Not loud. Not obvious. But there, a harmonic so low it was felt more than heard, resonating in bones and chest and teeth, a note that might have been the sound of creation’s first breath, or winter’s lullaby, or the universe remembering what silence sounded like.

The cave went deeper.

Much deeper.

Soren could see it stretching ahead into darkness his eyes couldn’t penetrate.

But he didn’t need to explore.

Because ahead, maybe a hundred feet into the cave, the tunnel opened into a chamber.

And in that chamber,

Light.

Pure. White. Ethereal.

The kind of light that didn’t illuminate so much as define, that created the concept of visibility rather than simply making things visible.

Soren walked toward it.

Each step felt heavier. Not physically, his body was beyond such mundane concerns as weight or gravity but spiritually. Like he was walking toward something significant, something that would change him, something that once witnessed could never be unknown.

Eris’s breathing had changed.

Shallow. Too fast. Each exhale came out as visible mist despite the temperature being far too cold for that to be physically possible, as though her internal heat was so intense it created its own weather patterns.

If he didn’t get her into that water soon, there wouldn’t be anything left to save.

The chamber opened before him.

It was roughly circular, maybe fifty feet across, with a domed ceiling that rose to a point somewhere in the darkness above. But its size was irrelevant, forgettable, nothing compared to what it contained.

At its heart: a pool.

Not large. Maybe twenty feet in diameter. Perfectly circular. Cut so precisely into the stone floor that it looked less like natural formation and more like someone, or something, had pressed a finger into reality when it was still soft and said, "Here. This is where divinity touches earth."

The water,

It was the clearest thing Soren had ever seen. Clearer than air. Clearer than thought. So transparent it almost wasn’t there at all, like looking through a window into nothing, into the concept of purity made liquid.

But it glowed.

Soft blue-white radiance that seemed to come from the water itself rather than being reflected from any source.
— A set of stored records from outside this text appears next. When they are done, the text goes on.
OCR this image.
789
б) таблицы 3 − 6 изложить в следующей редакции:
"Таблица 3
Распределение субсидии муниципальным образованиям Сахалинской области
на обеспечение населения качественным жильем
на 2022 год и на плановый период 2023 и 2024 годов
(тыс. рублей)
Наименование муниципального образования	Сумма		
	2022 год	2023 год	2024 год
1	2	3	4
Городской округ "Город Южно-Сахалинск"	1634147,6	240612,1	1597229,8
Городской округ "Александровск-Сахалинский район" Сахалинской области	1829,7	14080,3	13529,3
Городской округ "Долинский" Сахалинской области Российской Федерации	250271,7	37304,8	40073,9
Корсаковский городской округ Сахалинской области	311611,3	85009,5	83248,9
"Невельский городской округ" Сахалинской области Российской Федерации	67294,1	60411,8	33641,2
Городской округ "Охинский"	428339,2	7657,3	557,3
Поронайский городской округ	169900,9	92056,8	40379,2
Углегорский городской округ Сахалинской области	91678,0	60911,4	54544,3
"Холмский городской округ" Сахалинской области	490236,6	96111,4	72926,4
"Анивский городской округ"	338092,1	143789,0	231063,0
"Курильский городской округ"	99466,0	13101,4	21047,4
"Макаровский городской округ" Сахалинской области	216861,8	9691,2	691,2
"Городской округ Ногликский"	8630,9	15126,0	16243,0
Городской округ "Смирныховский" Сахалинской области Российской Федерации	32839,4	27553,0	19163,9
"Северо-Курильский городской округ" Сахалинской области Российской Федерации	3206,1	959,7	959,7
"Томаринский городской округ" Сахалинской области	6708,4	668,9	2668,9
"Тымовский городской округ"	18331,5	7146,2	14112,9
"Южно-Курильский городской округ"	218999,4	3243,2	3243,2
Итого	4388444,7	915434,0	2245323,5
Not bright. Not harsh. Just... present. Undeniable. The kind of light that wouldn’t cast shadows because shadows implied darkness and this light simply dissolved darkness wherever it touched.
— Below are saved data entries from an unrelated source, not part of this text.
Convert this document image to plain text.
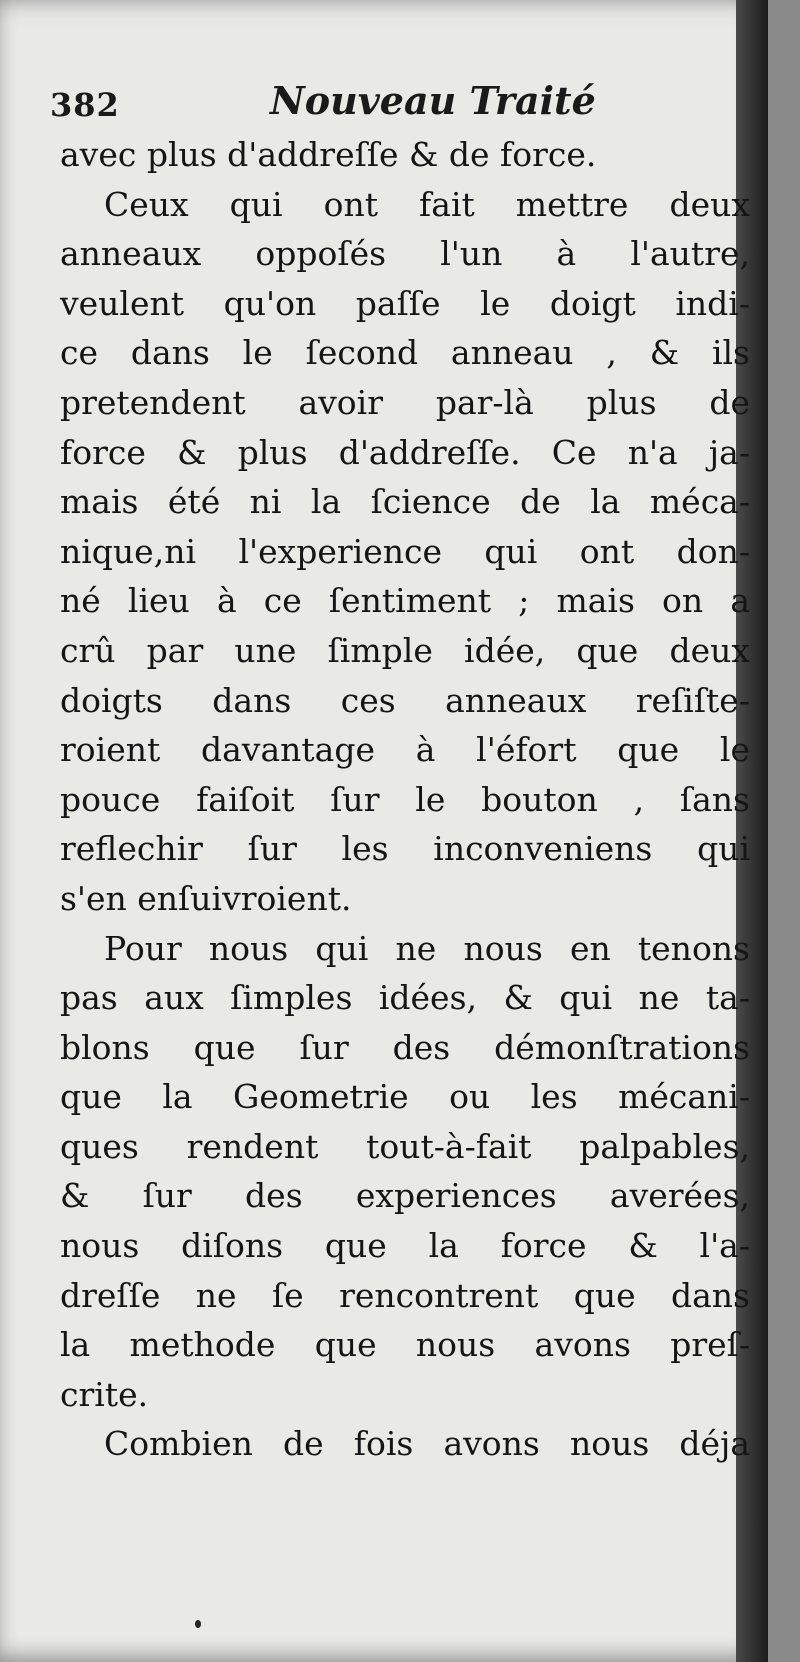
382	Nouveau Traité
avec plus d'addreſſe & de force.
Ceux qui ont fait mettre deux
anneaux oppoſés l'un à l'autre,
veulent qu'on paſſe le doigt indi-
ce dans le ſecond anneau , & ils
pretendent avoir par-là plus de
force & plus d'addreſſe. Ce n'a ja-
mais été ni la ſcience de la méca-
nique,ni l'experience qui ont don-
né lieu à ce ſentiment ; mais on a
crû par une ſimple idée, que deux
doigts dans ces anneaux reſiſte-
roient davantage à l'éfort que le
pouce faiſoit ſur le bouton , ſans
reflechir ſur les inconveniens qui
s'en enſuivroient.
Pour nous qui ne nous en tenons
pas aux ſimples idées, & qui ne ta-
blons que ſur des démonſtrations
que la Geometrie ou les mécani-
ques rendent tout-à-fait palpables,
& ſur des experiences averées,
nous diſons que la force & l'a-
dreſſe ne ſe rencontrent que dans
la methode que nous avons preſ-
crite.
Combien de fois avons nous déja
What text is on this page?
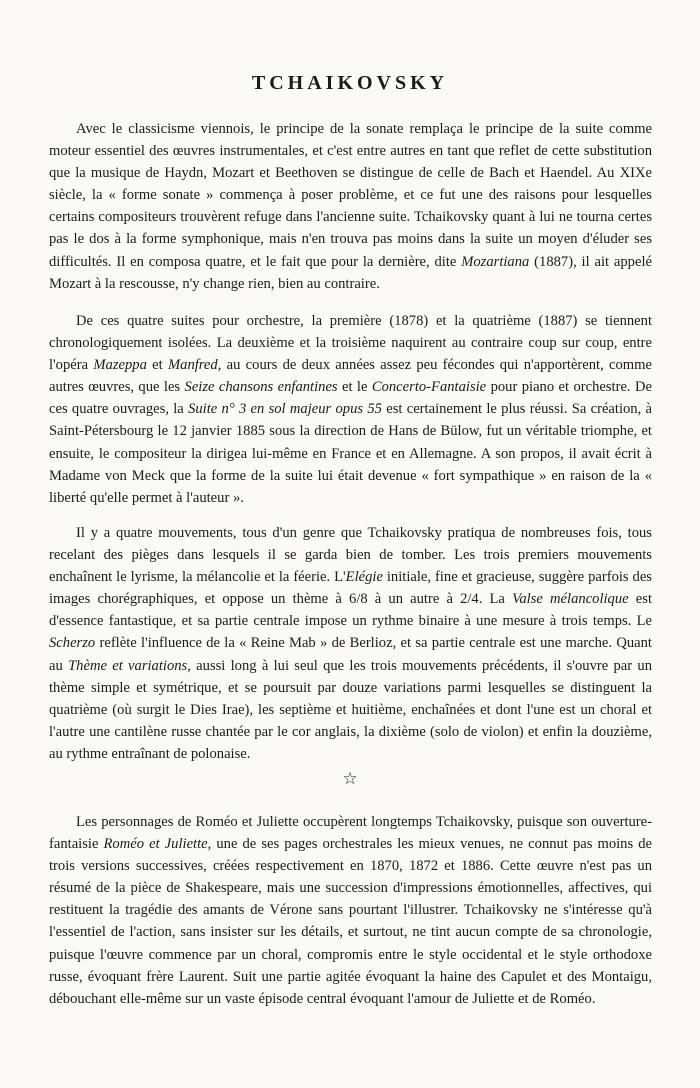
TCHAIKOVSKY

Avec le classicisme viennois, le principe de la sonate remplaça le principe de la suite comme moteur essentiel des œuvres instrumentales, et c'est entre autres en tant que reflet de cette substitution que la musique de Haydn, Mozart et Beethoven se distingue de celle de Bach et Haendel. Au XIXe siècle, la « forme sonate » commença à poser problème, et ce fut une des raisons pour lesquelles certains compositeurs trouvèrent refuge dans l'ancienne suite. Tchaikovsky quant à lui ne tourna certes pas le dos à la forme symphonique, mais n'en trouva pas moins dans la suite un moyen d'éluder ses difficultés. Il en composa quatre, et le fait que pour la dernière, dite Mozartiana (1887), il ait appelé Mozart à la rescousse, n'y change rien, bien au contraire.

De ces quatre suites pour orchestre, la première (1878) et la quatrième (1887) se tiennent chronologiquement isolées. La deuxième et la troisième naquirent au contraire coup sur coup, entre l'opéra Mazeppa et Manfred, au cours de deux années assez peu fécondes qui n'apportèrent, comme autres œuvres, que les Seize chansons enfantines et le Concerto-Fantaisie pour piano et orchestre. De ces quatre ouvrages, la Suite n° 3 en sol majeur opus 55 est certainement le plus réussi. Sa création, à Saint-Pétersbourg le 12 janvier 1885 sous la direction de Hans de Bülow, fut un véritable triomphe, et ensuite, le compositeur la dirigea lui-même en France et en Allemagne. A son propos, il avait écrit à Madame von Meck que la forme de la suite lui était devenue « fort sympathique » en raison de la « liberté qu'elle permet à l'auteur ».

Il y a quatre mouvements, tous d'un genre que Tchaikovsky pratiqua de nombreuses fois, tous recelant des pièges dans lesquels il se garda bien de tomber. Les trois premiers mouvements enchaînent le lyrisme, la mélancolie et la féerie. L'Elégie initiale, fine et gracieuse, suggère parfois des images chorégraphiques, et oppose un thème à 6/8 à un autre à 2/4. La Valse mélancolique est d'essence fantastique, et sa partie centrale impose un rythme binaire à une mesure à trois temps. Le Scherzo reflète l'influence de la « Reine Mab » de Berlioz, et sa partie centrale est une marche. Quant au Thème et variations, aussi long à lui seul que les trois mouvements précédents, il s'ouvre par un thème simple et symétrique, et se poursuit par douze variations parmi lesquelles se distinguent la quatrième (où surgit le Dies Irae), les septième et huitième, enchaînées et dont l'une est un choral et l'autre une cantilène russe chantée par le cor anglais, la dixième (solo de violon) et enfin la douzième, au rythme entraînant de polonaise.

☆

Les personnages de Roméo et Juliette occupèrent longtemps Tchaikovsky, puisque son ouverture-fantaisie Roméo et Juliette, une de ses pages orchestrales les mieux venues, ne connut pas moins de trois versions successives, créées respectivement en 1870, 1872 et 1886. Cette œuvre n'est pas un résumé de la pièce de Shakespeare, mais une succession d'impressions émotionnelles, affectives, qui restituent la tragédie des amants de Vérone sans pourtant l'illustrer. Tchaikovsky ne s'intéresse qu'à l'essentiel de l'action, sans insister sur les détails, et surtout, ne tint aucun compte de sa chronologie, puisque l'œuvre commence par un choral, compromis entre le style occidental et le style orthodoxe russe, évoquant frère Laurent. Suit une partie agitée évoquant la haine des Capulet et des Montaigu, débouchant elle-même sur un vaste épisode central évoquant l'amour de Juliette et de Roméo.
The surface was completely still.

Not frozen, Soren could sense movement in the depths, could feel the water was liquid, but calm in a way that transcended mere absence of motion. Calm like the moment between heartbeats. Calm like the instant before creation.

And the cold,

The cold radiating from that water was divine.

Not temperature. Not the absence of heat or the stealing of energy or any of the mundane definitions mortals used to describe winter.

This was Cold itself. The Platonic ideal of cold. The concept from which all other cold descended, the original from which all icy winds and frozen lakes and winter mornings were pale imitations.

Soren could feel it pressing against him, testing the boundaries of his transformation, acknowledging him as kin but also as separate, as incomplete.

He stepped closer.

The glow from the water reflected in his eyes, turning them from blazing white to something softer, something that looked almost sad.

Because he knew this place.

Not consciously. Not in memories he could access or recall or point to and say "I was here."

But deeper. In his blood. In his bones. In whatever part of him carried divinity like a genetic memory.

He’d been here before.

Long ago. Before he was Soren. Before he was emperor. Before he was anything that had words to describe it.

And someone had loved him here.

The thought came unbidden, unwelcome, attached to emotion he couldn’t name—grief? longing? loss? and was gone before he could examine it too closely.